Grub Street has filtered through
the WSJ's list of celebrity New Years resolutions to give us just the culinarians of the bunch.
Do you have any resolutions for the New Year?
David Chang, chef and owner of Manhattan's Momofuku restaurants
To find domestic purveyors of soy sauce, miso and sake, or produce it ourselves. It would create not only jobs but would allow us to be less dependent on importing and create a new business for our restaurant group. We're trying to find a new meat for the pork bun. Currently it's pork belly — we probably sell thousands a week. You become so reliant on it, you don't innovate — it becomes a crutch. We're trying to use the leg, but it's not as fatty and luscious.
Thomas Keller, chef; his restaurants include the French Laundry in California
I want to learn how to fly. There's an airport just 15 minutes from the French Laundry in Napa and I'm going to take lessons.

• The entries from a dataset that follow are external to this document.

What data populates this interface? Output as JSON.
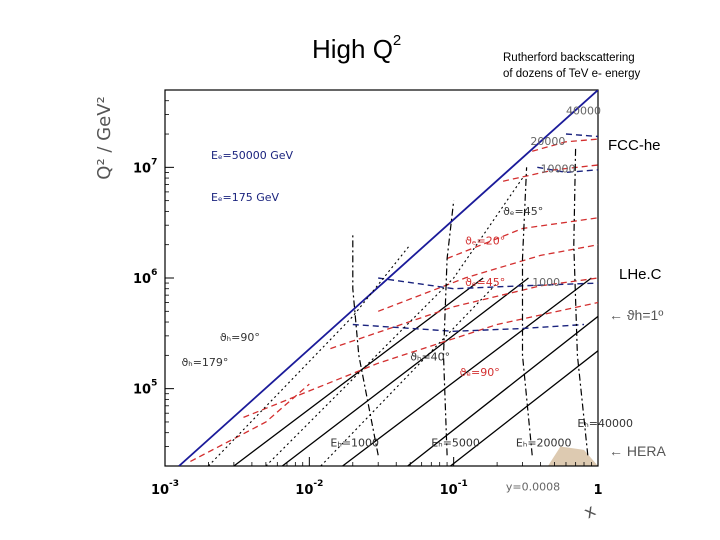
{
  "slide": {
    "title": "High Q",
    "title_sup": "2",
    "subtitle_line1": "Rutherford backscattering",
    "subtitle_line2": "of dozens of TeV e- energy",
    "label_fcc": "FCC-he",
    "label_lhec": "LHe.C",
    "label_theta": "ϑh=1º",
    "label_hera": "HERA",
    "arrow": "←"
  },
  "chart_data": {
    "type": "line",
    "xlabel": "x",
    "ylabel": "Q² / GeV²",
    "xscale": "log",
    "yscale": "log",
    "xlim": [
      0.001,
      1
    ],
    "ylim": [
      20000,
      50000000
    ],
    "x_ticks": [
      {
        "value": 0.001,
        "base": "10",
        "exp": "-3"
      },
      {
        "value": 0.01,
        "base": "10",
        "exp": "-2"
      },
      {
        "value": 0.1,
        "base": "10",
        "exp": "-1"
      },
      {
        "value": 1,
        "base": "1",
        "exp": ""
      }
    ],
    "y_ticks": [
      {
        "value": 100000,
        "base": "10",
        "exp": "5"
      },
      {
        "value": 1000000,
        "base": "10",
        "exp": "6"
      },
      {
        "value": 10000000,
        "base": "10",
        "exp": "7"
      }
    ],
    "legend": {
      "position": "top-left",
      "entries": [
        {
          "label": "Eₑ=50000 GeV",
          "color": "#1a237e"
        },
        {
          "label": "Eₑ=175 GeV",
          "color": "#1a237e"
        }
      ]
    },
    "series": [
      {
        "style": "blue-solid",
        "color": "#1b1b9a",
        "points": [
          [
            0.00125,
            20000
          ],
          [
            1,
            50000000
          ]
        ]
      },
      {
        "style": "black-solid",
        "color": "#000000",
        "points": [
          [
            0.003,
            20000
          ],
          [
            0.16,
            1000000
          ]
        ]
      },
      {
        "style": "black-solid",
        "color": "#000000",
        "points": [
          [
            0.0065,
            20000
          ],
          [
            0.33,
            1000000
          ]
        ]
      },
      {
        "style": "black-solid",
        "color": "#000000",
        "points": [
          [
            0.017,
            20000
          ],
          [
            0.9,
            1000000
          ]
        ]
      },
      {
        "style": "black-solid",
        "color": "#000000",
        "points": [
          [
            0.048,
            20000
          ],
          [
            1,
            450000
          ]
        ]
      },
      {
        "style": "black-solid",
        "color": "#000000",
        "points": [
          [
            0.095,
            20000
          ],
          [
            1,
            220000
          ]
        ]
      },
      {
        "style": "red-dashed",
        "color": "#d32f2f",
        "points": [
          [
            0.0035,
            55000
          ],
          [
            0.03,
            170000
          ],
          [
            0.2,
            380000
          ],
          [
            1,
            600000
          ]
        ]
      },
      {
        "style": "red-dashed",
        "color": "#d32f2f",
        "points": [
          [
            0.014,
            230000
          ],
          [
            0.1,
            550000
          ],
          [
            0.4,
            850000
          ],
          [
            1,
            1000000
          ]
        ]
      },
      {
        "style": "red-dashed",
        "color": "#d32f2f",
        "points": [
          [
            0.03,
            500000
          ],
          [
            0.12,
            1000000
          ],
          [
            0.4,
            1600000
          ],
          [
            1,
            2000000
          ]
        ]
      },
      {
        "style": "red-dashed",
        "color": "#d32f2f",
        "points": [
          [
            0.09,
            1500000
          ],
          [
            0.3,
            2800000
          ],
          [
            1,
            3500000
          ]
        ]
      },
      {
        "style": "red-dashed",
        "color": "#d32f2f",
        "points": [
          [
            0.0015,
            22000
          ],
          [
            0.005,
            50000
          ],
          [
            0.01,
            110000
          ]
        ]
      },
      {
        "style": "red-dashed",
        "color": "#d32f2f",
        "points": [
          [
            0.22,
            7500000
          ],
          [
            0.5,
            9500000
          ],
          [
            1,
            10500000
          ]
        ]
      },
      {
        "style": "red-dashed",
        "color": "#d32f2f",
        "points": [
          [
            0.35,
            14000000
          ],
          [
            0.6,
            17000000
          ],
          [
            1,
            18000000
          ]
        ]
      },
      {
        "style": "blue-dashed",
        "color": "#1a237e",
        "points": [
          [
            0.03,
            1000000
          ],
          [
            0.1,
            800000
          ],
          [
            0.3,
            850000
          ],
          [
            1,
            900000
          ]
        ]
      },
      {
        "style": "blue-dashed",
        "color": "#1a237e",
        "points": [
          [
            0.02,
            380000
          ],
          [
            0.1,
            330000
          ],
          [
            0.3,
            350000
          ],
          [
            0.8,
            380000
          ]
        ]
      },
      {
        "style": "blue-dashed",
        "color": "#1a237e",
        "points": [
          [
            0.38,
            10000000
          ],
          [
            0.6,
            9000000
          ],
          [
            1,
            9500000
          ]
        ]
      },
      {
        "style": "blue-dashed",
        "color": "#1a237e",
        "points": [
          [
            0.6,
            20000000
          ],
          [
            1,
            19000000
          ]
        ]
      },
      {
        "style": "black-dashdot",
        "color": "#000000",
        "points": [
          [
            0.03,
            25000
          ],
          [
            0.022,
            200000
          ],
          [
            0.02,
            800000
          ],
          [
            0.02,
            2500000
          ]
        ]
      },
      {
        "style": "black-dashdot",
        "color": "#000000",
        "points": [
          [
            0.09,
            25000
          ],
          [
            0.085,
            200000
          ],
          [
            0.09,
            1500000
          ],
          [
            0.1,
            5000000
          ]
        ]
      },
      {
        "style": "black-dashdot",
        "color": "#000000",
        "points": [
          [
            0.35,
            25000
          ],
          [
            0.3,
            200000
          ],
          [
            0.3,
            1500000
          ],
          [
            0.32,
            10000000
          ]
        ]
      },
      {
        "style": "black-dashdot",
        "color": "#000000",
        "points": [
          [
            0.85,
            25000
          ],
          [
            0.72,
            200000
          ],
          [
            0.68,
            2000000
          ],
          [
            0.7,
            15000000
          ]
        ]
      },
      {
        "style": "black-dotted",
        "color": "#000000",
        "points": [
          [
            0.002,
            20000
          ],
          [
            0.02,
            450000
          ],
          [
            0.05,
            2000000
          ]
        ]
      },
      {
        "style": "black-dotted",
        "color": "#000000",
        "points": [
          [
            0.005,
            20000
          ],
          [
            0.1,
            1000000
          ],
          [
            0.3,
            8000000
          ]
        ]
      },
      {
        "style": "black-dotted",
        "color": "#000000",
        "points": [
          [
            0.012,
            20000
          ],
          [
            0.2,
            900000
          ]
        ]
      }
    ],
    "annotations": [
      {
        "text": "40000",
        "x": 0.6,
        "y": 30000000,
        "color": "#666666"
      },
      {
        "text": "20000",
        "x": 0.34,
        "y": 16000000,
        "color": "#666666"
      },
      {
        "text": "10000",
        "x": 0.4,
        "y": 9000000,
        "color": "#666666"
      },
      {
        "text": "ϑₑ=45°",
        "x": 0.22,
        "y": 3700000,
        "color": "#333333"
      },
      {
        "text": "ϑₑ=20°",
        "x": 0.12,
        "y": 2000000,
        "color": "#d32f2f"
      },
      {
        "text": "ϑₑ=45°",
        "x": 0.12,
        "y": 850000,
        "color": "#d32f2f"
      },
      {
        "text": "ϑₑ=90°",
        "x": 0.11,
        "y": 130000,
        "color": "#d32f2f"
      },
      {
        "text": "ϑₕ=40°",
        "x": 0.05,
        "y": 180000,
        "color": "#333333"
      },
      {
        "text": "ϑₕ=179°",
        "x": 0.0013,
        "y": 160000,
        "color": "#333333"
      },
      {
        "text": "ϑₕ=90°",
        "x": 0.0024,
        "y": 270000,
        "color": "#333333"
      },
      {
        "text": "1000",
        "x": 0.35,
        "y": 850000,
        "color": "#666666"
      },
      {
        "text": "Eₕ=1000",
        "x": 0.014,
        "y": 30000,
        "color": "#333333"
      },
      {
        "text": "Eₕ=5000",
        "x": 0.07,
        "y": 30000,
        "color": "#333333"
      },
      {
        "text": "Eₕ=20000",
        "x": 0.27,
        "y": 30000,
        "color": "#333333"
      },
      {
        "text": "Eₕ=40000",
        "x": 0.72,
        "y": 45000,
        "color": "#333333"
      },
      {
        "text": "y=0.0008",
        "x": 0.23,
        "y": 12000,
        "color": "#666666"
      }
    ]
  }
}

I've heard it can take as little as six months.
Jacques Pépin, television host, cookbook author
My business partner is my wife. What she wants me to do is to be home more, relax, to go play bocce ball in a competition on Amelia Island. I have a literary agent who wants me to finish another book, called "À La Minute," about the quick cooking we do in restaurants. I'm not that far in — I have tons and tons of notes.
Rachael Ray
I want to become a better horseback rider. Whenever I go on vacation, which is rare, you have the 8-year-old-on-a-pony ride, or you go with the really proficient riders and you're risking certain death if you don't know what you're doing. I've been on enough certain-death rides to feel I must get a handle on it. I'm done with the pony rides.
René Redzepi, chef and owner of Noma in Copenhagen
The ultimate goal is to cook without reference, where everything on the plate belongs only there, from that place and that set of brains, with no reference point to where the person worked before. [To achieve that goal] I hired a head chef for the first time ever, because I want to have more time to spend in our workshop. Not having to chop the onion or write the schedule will let me spend more time on developing.
Alvin Leung, owner of the Michelin-starred restaurant Bo Innovation in Hong Kong
I've got to re-evaluate the whole year and see what I can improve on. What particular dishes were left uneaten or have we had complaints on? What were the complaints on blogs? The menu could reflect more interest in Hong Kong products. Now I'm specializing in extreme Chinese [reducing the number of dishes that are takeoffs from French and Italian]. I was messing around with dishes that did not point closely enough to Hong Kong. I was too molecular. This year, I'll start to hire real Chinese chefs so I can learn from them and develop my menu based on their skills.
Grant Achatz, chef and co-owner of Alinea
We're opening two new projects, a restaurant called Next and a cocktail lounge, Aviary. Next is a restaurant that changes every quarter. When we open, target date March, it's going to be Escoffier, Paris, 1906. The concept is that three months later you select a different city in the world and a date and a time.